In the first of the two articles our former (two time) manager believes that Randy Lerner’s biggest success to date is in allowing Martin O’Neill to just do the job his way and without any interference.

‘What Martin has got is complete control of the football side and the new Bodymoor Heath training ground is his domain. You don’t always find that at clubs so Martin’s got a good base to work from there.

‘You have to have that as a manager, whether it’s Ferguson or Wenger – you need to be allowed to manage. I think Randy and Martin share the same ambitions and thoughts about Aston Villa.’

Speaking about our progress as a whole since the arrival of O’Neill Taylor has warned about fans becoming too carried away and suddenly expecting the club to be a top 4 team before our time.

‘If they keep playing well and end up in fourth, then they’re going to take that. But it might be better for Villa’s players to cut their teeth in the UEFA Cup first.

‘Also, there’s a danger of raising expectations too high. But you’re looking at the fans being disappointed that Villa aren’t fourth in the Premier League!

‘That shows you how far Martin’s come but this still has to be done gradually, not overnight.’

Taylor also makes a very valid point over many discussions we have on these forums when it comes to criticising players, their form and so on.

‘Fans now know how much players earn and they won’t accept anything less than 100 per cent.’

We have to remember to temper that view, yes ‘you pays your money’ but nothing is ever black and white – certainly not least in football.

In the second article, GT continues in the same vain of praise, but this time it surrounds his view that our Academy is one of the best in the business.

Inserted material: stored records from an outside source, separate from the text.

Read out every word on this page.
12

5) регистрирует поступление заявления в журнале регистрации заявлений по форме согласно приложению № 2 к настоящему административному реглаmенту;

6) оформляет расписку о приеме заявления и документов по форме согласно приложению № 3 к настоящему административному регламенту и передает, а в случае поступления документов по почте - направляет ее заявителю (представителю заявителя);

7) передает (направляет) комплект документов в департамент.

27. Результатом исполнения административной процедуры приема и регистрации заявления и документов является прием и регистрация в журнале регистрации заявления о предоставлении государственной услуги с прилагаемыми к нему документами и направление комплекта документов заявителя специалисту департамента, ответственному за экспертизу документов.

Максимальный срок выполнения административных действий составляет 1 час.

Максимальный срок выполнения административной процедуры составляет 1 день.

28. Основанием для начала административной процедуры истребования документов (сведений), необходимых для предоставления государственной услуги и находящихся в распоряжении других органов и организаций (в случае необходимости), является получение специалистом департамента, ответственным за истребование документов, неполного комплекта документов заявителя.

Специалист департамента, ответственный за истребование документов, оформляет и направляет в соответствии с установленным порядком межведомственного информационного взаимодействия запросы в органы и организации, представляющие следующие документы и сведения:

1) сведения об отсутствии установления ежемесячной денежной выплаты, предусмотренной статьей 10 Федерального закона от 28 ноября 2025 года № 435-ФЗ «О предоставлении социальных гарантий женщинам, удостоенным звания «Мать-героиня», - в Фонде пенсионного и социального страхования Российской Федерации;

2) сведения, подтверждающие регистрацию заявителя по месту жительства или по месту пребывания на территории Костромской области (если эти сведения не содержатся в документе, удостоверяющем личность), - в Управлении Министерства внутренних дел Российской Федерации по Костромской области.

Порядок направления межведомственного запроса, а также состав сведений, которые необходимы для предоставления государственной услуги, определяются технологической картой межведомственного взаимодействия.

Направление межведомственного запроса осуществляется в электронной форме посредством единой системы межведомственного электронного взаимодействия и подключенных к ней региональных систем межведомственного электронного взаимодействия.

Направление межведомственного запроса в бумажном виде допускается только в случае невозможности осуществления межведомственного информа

It seems we have a never ending supply of players coming through our ranks who, for the most part, are capable of having good careers in the game, even if they don’t make it at Villa.

Taylor has however applauded the view of Martin O’Neill and the importance that he places on making the youth players feel part of the club and the importance he places on developing new talent.

This is particularly evident in the fact O’Neill flew back from our training camp to see our Young Lions in the FA Youth Cup game against Carlisle.

‘I think that Villa’s academy is one of the best in the country, certainly in the top three.

‘I have a lot of time for Bryan Jones, who runs it and there’s a link-up with coaches Gordon Cowans, Tony McAndrew and Kevin MacDonald. In turn, that runs hand in hand with the first team and Martin O’Neill.

‘Now this is something I put in place when I return for my second spell as manager at Villa. I think it’s vitally important young players can see a way through from the academy, the youth team, the reserves, right the way into the first team.

‘It showed how vital I thought it was that there was a connection between the youngsters and the first team manager. It’s also good for supporters to identify with a young player if he’s home-grown.’

To further point, Taylor added:

‘You only have to look at Agbonlahor, Craig Gardner and Isaiah Osbourne. And don’t forget that’s how Gareth Barry came through.

‘I’d also point to players like Darius Vassell, Liam Ridgewell and Rob Edwards who aren’t playing for Villa but have moved on to other club’s first teams. The academy can be proud.’

Taylor also believes that the expectation of the game, especially in the January transfer window can overshadow in some ways the work that is being done at Youth Team level.

‘The pressure is always on managers to make new signings, but if supporters could only wait a year, they might find that there’s another Agbonlahor about to come in and make an impact.

‘You might look at a player when he’s 18 and decide he’s not ready for the first team, but he could be by the time he’s 19 when he’s developed.’